GAy: I absolutely agree. One of the hopes is to take what we learn from this study and use it for the benefit of all of our students. For example, there is the strong sense of belonging that is so evident in the student-athlete community, the pride in the institution, much of it forged through their involvement in athletics. That feeling of being “at home at Harvard,” that is something we want for every student. How might we cultivate that for all of our students?

GAZETTE: In the announcement you talked about engaging the Harvard community. Can you tell us more specifically who, and what groups you want to hear from as part of this process?

GAy: Everybody! First and foremost the students. I’m eager to hear more about their experience. Also, the coaches, athletics staff, faculty, and other campus partners to the department. We hope to connect with alums whose participation in athletics during their time at the College remains a source of continuing attachment and love for Harvard.

Scalise: One of the things I’m hoping to get out of this is to make sure we have the right balance between this strong bond and affiliation with their team, and also taking advantage of the rest of what Harvard has to offer. I really want this study to include people who are not athletes. In a lot of the sports programs around the country, you see all these specialized programs just for student-athletes. And so of course the athletes all hang together.

GAy: Yes, a world apart.

Scalise: Right. It’s not the approach we want to take. So how do we make sure that the student-athlete experience is similar to other students’ experiences, and that they intersect? How do we orchestrate the right balance there so that people can connect with one another?

GAZETTE: So while athletics is obviously the focus of this study, it sounds like the goal is to have it ultimately touch on other facets of the University.

GAy: Exactly. When we think about the student-athlete experience, at its foundation we want it to be integrated, academically and socially, and broadly similar to the experience of non-athletes. We want every student to take full advantage of everything Harvard has to offer.

Scalise: I’m also hoping that this will not just be about intercollegiate athletics, but also look at our club offerings and our intramurals. And a big thing on my mind right now is overall health and wellness for our students. Are we doing everything we can do to ensure the health and wellness, both physically and mentally, of these young people we are about to send off into the world? So, there are a lot of different parts to this study.

GAZETTE: What can you tell us about the timing of the study?

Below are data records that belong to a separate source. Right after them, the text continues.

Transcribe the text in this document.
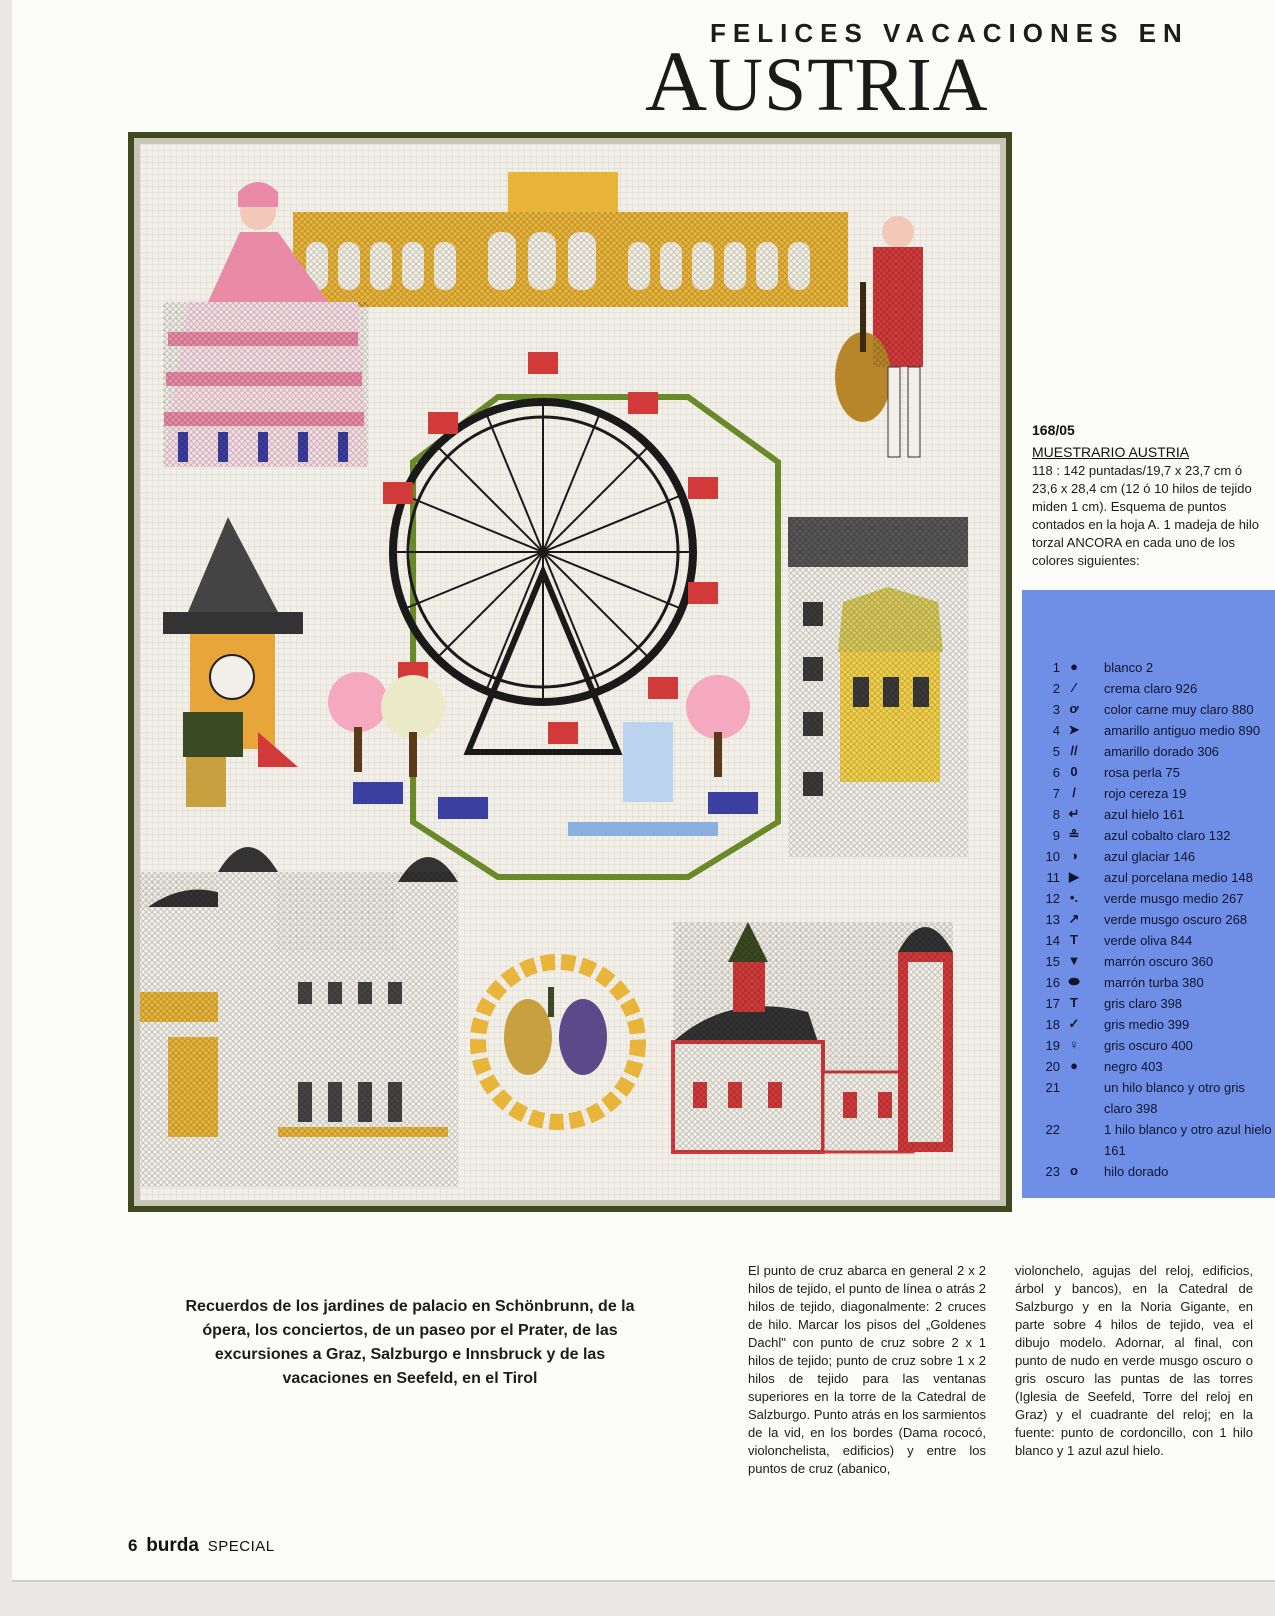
FELICES VACACIONES EN
AUSTRIA
168/05
MUESTRARIO AUSTRIA
118 : 142 puntadas/19,7 x 23,7 cm ó 23,6 x 28,4 cm (12 ó 10 hilos de tejido miden 1 cm). Esquema de puntos contados en la hoja A. 1 madeja de hilo torzal ANCORA en cada uno de los colores siguientes:
1 ●	blanco 2
2 ⁄	crema claro 926
3 ơ color carne muy claro 880
4 ➤ amarillo antiguo medio 890
5 //	amarillo dorado 306
6 0	rosa perla 75
7 /	rojo cereza 19
8 ↵ azul hielo 161
9 ≗ azul cobalto claro 132
10 ◑	azul glaciar 146
11 ▶ azul porcelana medio 148
12 •.	verde musgo medio 267
13 ↗ verde musgo oscuro 268
14 T	verde oliva 844
15 ▼ marrón oscuro 360
16 ⬬ marrón turba 380
17 T	gris claro 398
18 ✓ gris medio 399
19 ♀ gris oscuro 400
20 ●	negro 403
21	un hilo blanco y otro gris claro 398
22	1 hilo blanco y otro azul hielo 161
23 o	hilo dorado
Recuerdos de los jardines de palacio en Schönbrunn, de la ópera, los conciertos, de un paseo por el Prater, de las excursiones a Graz, Salzburgo e Innsbruck y de las vacaciones en Seefeld, en el Tirol
El punto de cruz abarca en general 2 x 2 hilos de tejido, el punto de línea o atrás 2 hilos de tejido, diagonalmente: 2 cruces de hilo. Marcar los pisos del „Goldenes Dachl" con punto de cruz sobre 2 x 1 hilos de tejido; punto de cruz sobre 1 x 2 hilos de tejido para las ventanas superiores en la torre de la Catedral de Salzburgo. Punto atrás en los sarmientos de la vid, en los bordes (Dama rococó, violonchelista, edificios) y entre los puntos de cruz (abanico,
violonchelo, agujas del reloj, edificios, árbol y bancos), en la Catedral de Salzburgo y en la Noria Gigante, en parte sobre 4 hilos de tejido, vea el dibujo modelo. Adornar, al final, con punto de nudo en verde musgo oscuro o gris oscuro las puntas de las torres (Iglesia de Seefeld, Torre del reloj en Graz) y el cuadrante del reloj; en la fuente: punto de cordoncillo, con 1 hilo blanco y 1 azul azul hielo.
6 burda SPECIAL
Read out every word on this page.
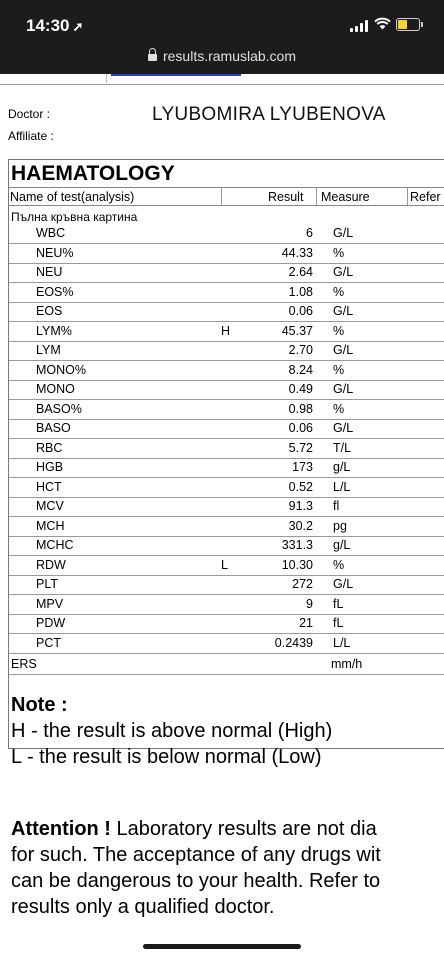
14:30 ➚
results.ramuslab.com
Doctor :	LYUBOMIRA LYUBENOVA
Affiliate :
HAEMATOLOGY
Name of test(analysis)	Result Measure	Refer
Пълна кръвна картина
WBC	6 G/L
NEU%	44.33 %
NEU	2.64 G/L
EOS%	1.08 %
EOS	0.06 G/L
LYM%	H	45.37 %
LYM	2.70 G/L
MONO%	8.24 %
MONO	0.49 G/L
BASO%	0.98 %
BASO	0.06 G/L
RBC	5.72 T/L
HGB	173 g/L
HCT	0.52 L/L
MCV	91.3 fl
MCH	30.2 pg
MCHC	331.3 g/L
RDW	L	10.30 %
PLT	272 G/L
MPV	9 fL
PDW	21 fL
PCT	0.2439 L/L
ERS	mm/h
Note :
H - the result is above normal (High)
L - the result is below normal (Low)
Attention ! Laboratory results are not dia
for such. The acceptance of any drugs wit
can be dangerous to your health. Refer to
results only a qualified doctor.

GAy: Because we want this effort to benefit from extensive outreach and consultation, the work is going to take a while. We hope by early spring the study will be complete and that we will be able to share a public report with the community.

Scalise: Claudine has been dean for just about a year now, and over that time we have had extensive conversations where we’ve tried to make her aware of a broad range of athletics issues.

GAy: Yes, and that groundwork was critical because it helped me to frame what the questions are that we want to answer. Being able to approach this with the benefit of some contextual knowledge has been really helpful. I’ve spent a lot of time on that in the last year. One thing I also want to emphasize about the study is that we not only want to engage in broad outreach, we want people to participate. And we want them to participate in an open and candid way so that what we learn from the study has real credibility. Good participation is something that will be really critical to the success of the whole effort. Many colleges and universities seem to be undertaking some sort of study or review of athletics, and a lot of it feels very reactive. That’s not what we’re engaged in here. This is about using this moment to think about what the future could look like for Harvard Athletics, and challenging ourselves to be really intentional about it.